Mason dişlerini şiddetle gıcırdattı. Raon'un önündeki arena zeminini yıkmak için Bulutlu Gökyüzü İlahi Yumruğunu kullandı.
vızıldamak!
Raon'un görüşü tozla örtülüyken, Jerome ve Pendleton'ın yanına çekildi.
“Siz de fark etmiş olmalısınız. Bu gidişle kesinlikle kaybedeceğiz.”
“Kahretsin...”
“......”
Jerome ve Pendleton bunu inkar edemediler. Raon'un yönüne bakarken hayal kırıklığıyla dudaklarını ısırdılar.
“Tek bir seçeneğimiz var. Ona sahip olduğumuz her şeyle vurmalıyız ve henüz tozla kaplıyken onu bitirmeliyiz.”
“Bana bütün sırlarımı açıklamamı mı söylüyorsun?”
Jerome dudağını ısırdı.
“Üç-bir dövüşü kaybetmenin onursuzluğunu yaşamak istiyorsan, bunu saklamaya devam edebilirsin.”
“Yaparım.”
Pendleton kılıcını daha sıkı kavradı.
“Zaten çok kötü, ama yapmazsam daha da kötü olacak.”
“Elbette. Ne olursa olsun kazanmalıyız. Beş İlahi Düzen'in şerefi için.”
“Ben neden onun gibi bir herifle aynı kefeye kondum ki?!”
Mason başını salladı ve Jerome küfürler savururken mızrağının sapını çevirdi.
vızıldamak!
Raon kumlu toprağı temizleyip ortaya çıktığı anda, üçü aynı anda arenaya tekme attılar.
Jerome'un mızrak sapı çöken bir gökyüzü gibi yere çarpıyordu. Mızrak ucunu saran astral enerji beş farklı şiddetli fırtınaya bölündü.
Mason'un yumruğunun etrafında yoğunlaşan astral yumruk, yumruğun en az dört kat daha büyük görünmesini sağlıyordu.
vücudu altın rengine döndü ve bunun sonucunda ortaya çıkan görkemli astral yumruk tüm arenayı kaplayacak kadar büyüktü.
Pendleton'a gelince, astral enerjiyi, kılıcın kırılmak üzere olduğu noktaya kadar üst üste bindirdi ve bir eğri halinde aşağı doğru kesti. Karanlık hilal, Raon'un uzayını böldü.
Üç savaşçı özel tekniklerini aynı anda serbest bıraktığında, arenada karanlık bir gölge belirdi. Kelimenin tam anlamıyla bir astral enerji dalgası vardı.
“Bu maçı bitirmek için mükemmel bir zaman.”
Raon, kendisine doğru düşen inanılmaz güce karşı hafifçe gülümsedi.
'Çünkü ihtiyacım olan her şeyi aldım zaten.'
Dövüş sırasında özel tekniklerinin tüm prensiplerini öğrenmişti. Yeni bir fikir yerleşti ve yeni bir filiz büyümeye başladı.
Glenn o filizin tıpkısıydı.
Eden'in dalında gördüğü Glenn'in sırtıydı. Beyaz Kan Dininin liderini ve Düşmüşleri tek bir vuruşla aynı anda deviren yüce kılıcı hatırladı.

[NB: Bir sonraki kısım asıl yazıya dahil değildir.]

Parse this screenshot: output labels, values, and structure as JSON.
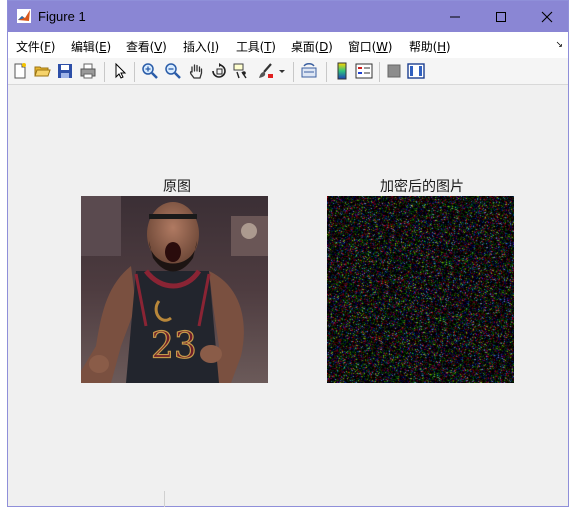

Raon, Glenn'in o zamanlar yaptığı gibi sakin bir şekilde ilerledi. Heavenly Drive'ı sola çekti ve Ten Thousand Flames Cultivation ve Glacier'ı aynı anda serbest bıraktı.

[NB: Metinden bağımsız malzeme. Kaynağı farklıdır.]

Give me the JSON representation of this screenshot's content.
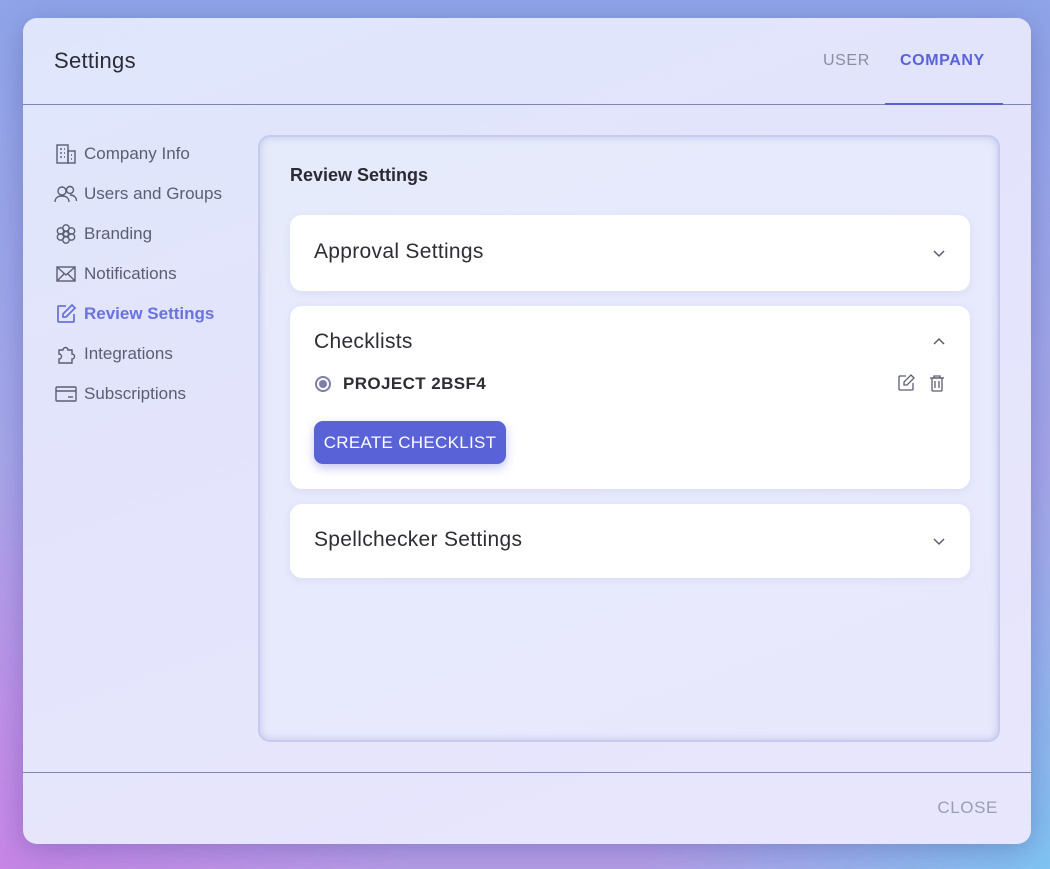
{
  "modal": {
    "title": "Settings",
    "tabs": [
      {
        "label": "USER",
        "active": false
      },
      {
        "label": "COMPANY",
        "active": true
      }
    ],
    "close_label": "CLOSE"
  },
  "sidebar": {
    "items": [
      {
        "label": "Company Info",
        "icon": "building-icon",
        "active": false
      },
      {
        "label": "Users and Groups",
        "icon": "users-icon",
        "active": false
      },
      {
        "label": "Branding",
        "icon": "flower-icon",
        "active": false
      },
      {
        "label": "Notifications",
        "icon": "envelope-icon",
        "active": false
      },
      {
        "label": "Review Settings",
        "icon": "edit-icon",
        "active": true
      },
      {
        "label": "Integrations",
        "icon": "puzzle-icon",
        "active": false
      },
      {
        "label": "Subscriptions",
        "icon": "card-icon",
        "active": false
      }
    ]
  },
  "main": {
    "title": "Review Settings",
    "sections": {
      "approval": {
        "title": "Approval Settings",
        "expanded": false
      },
      "checklists": {
        "title": "Checklists",
        "expanded": true,
        "items": [
          {
            "label": "PROJECT 2BSF4",
            "selected": true
          }
        ],
        "create_label": "CREATE CHECKLIST"
      },
      "spellchecker": {
        "title": "Spellchecker Settings",
        "expanded": false
      }
    }
  },
  "colors": {
    "accent": "#5a62d8",
    "active_nav": "#6a72de",
    "text": "#2d2d36",
    "muted": "#8a8ea6"
  }
}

Sıcak ve soğuk, ferahlatıcı rüzgârla birlikte yükselip Heavenly Drive'ı sararak yüce bir ışıltı yarattı.
'O benim gökyüzüm.'
Glenn Zieghart'ın vuruşunu hayal ederken Heavenly Drive'ı salladı.
“Sen benim gökyüzüme ulaşamayacaksın.”
Azure Sky Sword'un ikinci tekniği, Ulaşılamaz Azure Sky.
Heavenly Drive'dan akan uğurlu ışıltı, gökyüzünü dolduran astral enerjinin gelgit dalgasını parçaladı.